ECB、政策金利を7ヵ月連続で0.75%に据え置き
デュッセルドルフ事務所
2013年02月12日
欧州中央銀行(ECB)は2月7日の政策理事会で、政策金利(主要リファイナンス・オペ金利)を7回連続で0.75%に据え置いた。
<ユーロの信用回復の兆しあり>
ECBの政策理事会は、政策金利、限界貸付ファシリティー金利〔オーバーナイト貸し出し(翌日返済)の金利〕、預金ファシリティー金利〔オーバーナイト預け入れ(翌日満期)の金利〕をそれぞれ0.75%、1.5%、0.0%のまま据え置いた。
政策理事会後の記者会見で、ドラギ総裁はユーロの為替レートが上昇しつつある傾向に対し、「ユーロ為替レートの動向はユーロ圏に対し信用が回復していることを表している。われわれは今後とも金融市場の動向を注意深く監視する」と述べた。
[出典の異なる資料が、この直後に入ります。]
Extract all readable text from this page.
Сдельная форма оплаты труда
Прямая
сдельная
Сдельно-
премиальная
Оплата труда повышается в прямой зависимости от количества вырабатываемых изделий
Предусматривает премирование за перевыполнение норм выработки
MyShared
ドラギ総裁はさらに、ECBが2011年12月に開始した1つ目の長期リファイナンス・オペ(LTRO)の4,892億ユーロの資金要請額のうち、1,406億ユーロを銀行が既に返済したとも発表し、「(この巨額な返済は)金融市場の信用回復を反映している」と述べた。
<2013年1月のインフレ率、2.0%に低下>
ユーロ圏の消費者物価上昇率は2013年1月(速報値、PDF)に2.0%と前月に比べ0.2ポイント低下し、2010年11月以来の最低値を記録した。中期的な動向に関し、ドラギ総裁は「インフレ率は予想どおり低下傾向が続き、今後数ヵ月でまた2%を下回るだろう」と述べた。ECBは「2%未満」を物価安定の目標値として掲げている。
通貨供給量は2012年12月のM3が前年同月比3.3%と、前月より0.5ポイント低下した。民間向け貸し出しはマイナス0.7%と、前月比0.1ポイント上昇した。